I think you are right for the most part. Something you eluded to was Private Equity which is eating up everything under the sun. Many believe that it has now become more favorable to be bought by private equity or a larger corporation than hassle with going private. I discussed my opinion on this in the above post.

Your assertion about special treatment is supported by IRS Corporate income tax data. Which shows that even though rates have not gone down, and deductions not significantly gone up, the effective rate has dropped in the last 7 years (started before Bush II got in). This is due to a broad range of factors, the largest being globalization, which incorporates the topic at hand.

austin356
Dec 31, 2006, 6:42 AM
New York's decline as a financial center continues apace.

While accounting regulations are hurting the industry. Blaming regulation may be a bit a cop-out. I think it has more to do with the general decline of the United States. London has done a better job of attracting international investors and Honk Kong is the financial center for the future economic super power. Both the EU and China are positioning themselves to surpass the debt burdened US economy. Who wants to to have a company's shares priced in a currency that is in for a long term devaluation? Makes no sense.

What witch hunts were carried out by Spitzer? You can't blame Spitzer for going after crooks. New York's decline has more to do with the general macro problems in the United States. Of course the relative decline of New York had no impact on Wall Street fat cat bonuses this year. Fiddling while Rome burns in my opinion. History will tell.




Regulation is a major factor when competition is soo extreme. Your assertion that America is dieing is just dumb. Because London is thriving doesn't mean the EU is...........the truth is the average person in Mississippi is better off than the average person in the EU and their is no foreseeable change to that in the near future.

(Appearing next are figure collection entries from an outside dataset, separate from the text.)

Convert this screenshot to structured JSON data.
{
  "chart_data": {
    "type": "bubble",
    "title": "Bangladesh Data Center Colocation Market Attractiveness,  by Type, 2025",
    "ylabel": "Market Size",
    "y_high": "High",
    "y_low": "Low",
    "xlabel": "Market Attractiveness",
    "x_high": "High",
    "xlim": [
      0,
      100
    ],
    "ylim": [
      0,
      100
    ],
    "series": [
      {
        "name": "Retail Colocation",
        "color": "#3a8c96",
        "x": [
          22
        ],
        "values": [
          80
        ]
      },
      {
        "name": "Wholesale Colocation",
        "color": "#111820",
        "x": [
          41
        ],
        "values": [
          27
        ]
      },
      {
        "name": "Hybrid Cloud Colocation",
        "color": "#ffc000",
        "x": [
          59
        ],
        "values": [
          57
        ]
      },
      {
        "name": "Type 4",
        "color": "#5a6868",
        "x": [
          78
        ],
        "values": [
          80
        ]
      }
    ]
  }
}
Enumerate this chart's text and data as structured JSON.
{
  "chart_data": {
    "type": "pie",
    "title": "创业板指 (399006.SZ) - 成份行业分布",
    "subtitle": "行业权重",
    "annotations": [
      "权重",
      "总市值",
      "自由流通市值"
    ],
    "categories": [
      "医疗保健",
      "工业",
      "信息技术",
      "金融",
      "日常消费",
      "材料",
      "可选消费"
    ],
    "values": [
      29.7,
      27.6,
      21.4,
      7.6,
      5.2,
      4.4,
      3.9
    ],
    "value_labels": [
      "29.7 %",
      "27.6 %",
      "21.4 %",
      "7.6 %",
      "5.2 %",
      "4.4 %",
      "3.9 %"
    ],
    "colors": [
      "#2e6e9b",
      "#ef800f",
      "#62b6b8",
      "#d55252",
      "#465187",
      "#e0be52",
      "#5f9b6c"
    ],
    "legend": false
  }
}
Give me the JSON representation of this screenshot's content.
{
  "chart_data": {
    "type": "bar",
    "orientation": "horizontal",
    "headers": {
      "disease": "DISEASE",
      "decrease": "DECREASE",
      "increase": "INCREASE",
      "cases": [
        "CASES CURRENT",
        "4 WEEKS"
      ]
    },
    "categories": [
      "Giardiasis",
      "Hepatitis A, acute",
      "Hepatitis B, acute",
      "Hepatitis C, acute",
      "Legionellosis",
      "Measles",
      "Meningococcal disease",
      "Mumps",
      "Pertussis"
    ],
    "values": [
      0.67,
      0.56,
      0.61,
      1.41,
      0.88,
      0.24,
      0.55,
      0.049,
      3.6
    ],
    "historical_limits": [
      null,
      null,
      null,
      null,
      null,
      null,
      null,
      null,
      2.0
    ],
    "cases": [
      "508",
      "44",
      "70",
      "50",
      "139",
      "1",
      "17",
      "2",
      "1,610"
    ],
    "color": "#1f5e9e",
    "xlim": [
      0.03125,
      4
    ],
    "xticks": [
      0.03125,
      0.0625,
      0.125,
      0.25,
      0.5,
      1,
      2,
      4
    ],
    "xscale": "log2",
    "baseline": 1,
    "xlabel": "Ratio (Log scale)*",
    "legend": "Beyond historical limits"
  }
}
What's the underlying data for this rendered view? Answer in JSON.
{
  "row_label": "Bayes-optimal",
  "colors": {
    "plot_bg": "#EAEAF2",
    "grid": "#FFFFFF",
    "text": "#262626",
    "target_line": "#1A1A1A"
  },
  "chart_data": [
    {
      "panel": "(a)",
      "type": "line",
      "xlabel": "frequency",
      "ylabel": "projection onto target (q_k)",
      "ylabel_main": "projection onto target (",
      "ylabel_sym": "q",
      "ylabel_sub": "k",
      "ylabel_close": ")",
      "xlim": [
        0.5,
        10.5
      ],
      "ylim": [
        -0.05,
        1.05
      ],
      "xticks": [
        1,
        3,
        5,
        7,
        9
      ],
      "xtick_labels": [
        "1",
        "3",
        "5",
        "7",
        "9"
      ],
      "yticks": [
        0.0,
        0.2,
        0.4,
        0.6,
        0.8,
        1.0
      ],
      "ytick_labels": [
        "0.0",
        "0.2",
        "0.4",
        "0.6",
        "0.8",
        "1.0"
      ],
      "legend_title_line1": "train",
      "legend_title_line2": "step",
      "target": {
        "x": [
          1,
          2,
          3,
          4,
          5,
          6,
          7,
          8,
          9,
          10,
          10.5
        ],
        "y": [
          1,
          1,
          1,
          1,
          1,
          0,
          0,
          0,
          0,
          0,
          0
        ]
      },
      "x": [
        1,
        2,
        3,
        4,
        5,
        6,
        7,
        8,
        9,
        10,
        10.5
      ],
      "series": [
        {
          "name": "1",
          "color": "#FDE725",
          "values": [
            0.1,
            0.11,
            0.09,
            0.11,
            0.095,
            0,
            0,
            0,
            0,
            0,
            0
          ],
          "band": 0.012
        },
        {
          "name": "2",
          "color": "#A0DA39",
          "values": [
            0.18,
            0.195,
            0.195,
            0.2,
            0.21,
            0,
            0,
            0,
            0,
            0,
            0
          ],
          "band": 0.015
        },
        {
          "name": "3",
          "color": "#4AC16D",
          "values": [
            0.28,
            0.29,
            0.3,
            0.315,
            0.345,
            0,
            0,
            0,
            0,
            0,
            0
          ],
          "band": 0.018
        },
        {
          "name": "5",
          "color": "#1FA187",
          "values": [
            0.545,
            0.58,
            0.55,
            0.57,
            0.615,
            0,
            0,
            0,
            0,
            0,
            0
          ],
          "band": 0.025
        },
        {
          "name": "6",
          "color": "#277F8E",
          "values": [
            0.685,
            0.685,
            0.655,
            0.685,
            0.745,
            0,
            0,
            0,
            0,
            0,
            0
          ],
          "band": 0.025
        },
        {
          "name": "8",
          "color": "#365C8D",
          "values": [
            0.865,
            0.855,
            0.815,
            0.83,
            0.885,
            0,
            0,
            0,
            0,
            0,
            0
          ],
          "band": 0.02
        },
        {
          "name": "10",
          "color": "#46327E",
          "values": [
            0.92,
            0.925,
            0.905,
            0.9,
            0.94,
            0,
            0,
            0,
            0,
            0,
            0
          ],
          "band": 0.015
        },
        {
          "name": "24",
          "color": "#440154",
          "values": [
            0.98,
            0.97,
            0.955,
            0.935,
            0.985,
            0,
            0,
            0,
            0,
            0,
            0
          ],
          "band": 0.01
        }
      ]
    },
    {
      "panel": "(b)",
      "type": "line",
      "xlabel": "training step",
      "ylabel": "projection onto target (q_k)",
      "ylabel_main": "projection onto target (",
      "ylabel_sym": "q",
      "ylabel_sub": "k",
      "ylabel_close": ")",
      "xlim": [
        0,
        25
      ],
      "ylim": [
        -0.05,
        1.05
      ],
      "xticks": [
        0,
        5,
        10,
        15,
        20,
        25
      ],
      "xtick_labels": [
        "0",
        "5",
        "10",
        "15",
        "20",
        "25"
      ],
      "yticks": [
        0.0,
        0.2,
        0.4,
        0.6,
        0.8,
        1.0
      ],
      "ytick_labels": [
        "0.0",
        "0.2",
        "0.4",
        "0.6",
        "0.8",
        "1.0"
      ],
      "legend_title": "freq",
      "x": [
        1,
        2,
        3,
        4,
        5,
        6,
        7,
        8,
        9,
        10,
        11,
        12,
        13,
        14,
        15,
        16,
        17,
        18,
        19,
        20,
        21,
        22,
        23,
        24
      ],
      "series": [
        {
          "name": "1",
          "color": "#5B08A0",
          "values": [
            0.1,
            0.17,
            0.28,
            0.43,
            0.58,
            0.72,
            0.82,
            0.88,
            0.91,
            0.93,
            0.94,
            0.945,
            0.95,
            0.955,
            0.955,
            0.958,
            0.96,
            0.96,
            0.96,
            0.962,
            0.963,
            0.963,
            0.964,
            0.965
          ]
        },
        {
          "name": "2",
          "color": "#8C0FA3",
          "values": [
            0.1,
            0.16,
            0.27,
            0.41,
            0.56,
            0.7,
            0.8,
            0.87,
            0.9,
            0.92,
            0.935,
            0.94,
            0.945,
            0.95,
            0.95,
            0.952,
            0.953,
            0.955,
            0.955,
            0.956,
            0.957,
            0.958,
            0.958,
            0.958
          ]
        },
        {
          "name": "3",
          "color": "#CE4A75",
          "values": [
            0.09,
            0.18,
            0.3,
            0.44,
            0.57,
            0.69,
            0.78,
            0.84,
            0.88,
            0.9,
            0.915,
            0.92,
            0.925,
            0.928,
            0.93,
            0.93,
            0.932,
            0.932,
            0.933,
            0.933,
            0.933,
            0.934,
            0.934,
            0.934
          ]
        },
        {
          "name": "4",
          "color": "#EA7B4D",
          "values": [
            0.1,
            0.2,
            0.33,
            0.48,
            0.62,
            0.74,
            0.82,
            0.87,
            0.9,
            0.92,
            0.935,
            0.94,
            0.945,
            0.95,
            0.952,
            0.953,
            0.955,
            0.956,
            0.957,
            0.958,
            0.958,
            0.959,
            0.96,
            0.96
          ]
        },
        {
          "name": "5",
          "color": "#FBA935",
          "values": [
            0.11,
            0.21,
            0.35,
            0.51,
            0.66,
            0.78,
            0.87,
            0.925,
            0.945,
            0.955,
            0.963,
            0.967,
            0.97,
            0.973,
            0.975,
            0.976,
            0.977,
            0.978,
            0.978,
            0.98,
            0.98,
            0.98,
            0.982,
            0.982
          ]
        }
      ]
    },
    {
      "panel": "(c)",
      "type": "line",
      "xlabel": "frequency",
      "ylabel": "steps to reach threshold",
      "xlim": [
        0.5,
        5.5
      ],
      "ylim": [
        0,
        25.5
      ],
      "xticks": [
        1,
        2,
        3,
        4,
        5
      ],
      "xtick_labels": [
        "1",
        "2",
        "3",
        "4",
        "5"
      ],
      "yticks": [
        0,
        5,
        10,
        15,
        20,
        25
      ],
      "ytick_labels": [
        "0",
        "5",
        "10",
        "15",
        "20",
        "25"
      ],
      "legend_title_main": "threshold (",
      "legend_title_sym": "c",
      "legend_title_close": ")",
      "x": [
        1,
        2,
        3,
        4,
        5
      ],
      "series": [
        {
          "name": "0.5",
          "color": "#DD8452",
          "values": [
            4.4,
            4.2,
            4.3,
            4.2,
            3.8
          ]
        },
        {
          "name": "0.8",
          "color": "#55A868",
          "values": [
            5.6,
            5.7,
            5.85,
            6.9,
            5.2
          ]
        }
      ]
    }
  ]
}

US debt? Well considering that the average for EU nations is larger when looked at as % of GDP than America. This America in debt thing has been played out since the 80s. When nominal GDP grows at a faster % rate than nominal increases in debt, we are becoming less indebted on a relative basis, which is happening now and has been since after Reagan. The real point I am making is that if that is killing us (hurting is a different story) then its not just us that has a problem but Japan has 3x the problem and Europe 1.5-2x the problem.

Oh and by the way, a company does not look at national debt when deciding what is most profitable place for his company to IPO, only a fool of a company looks at the nations problems ahead of its own problems.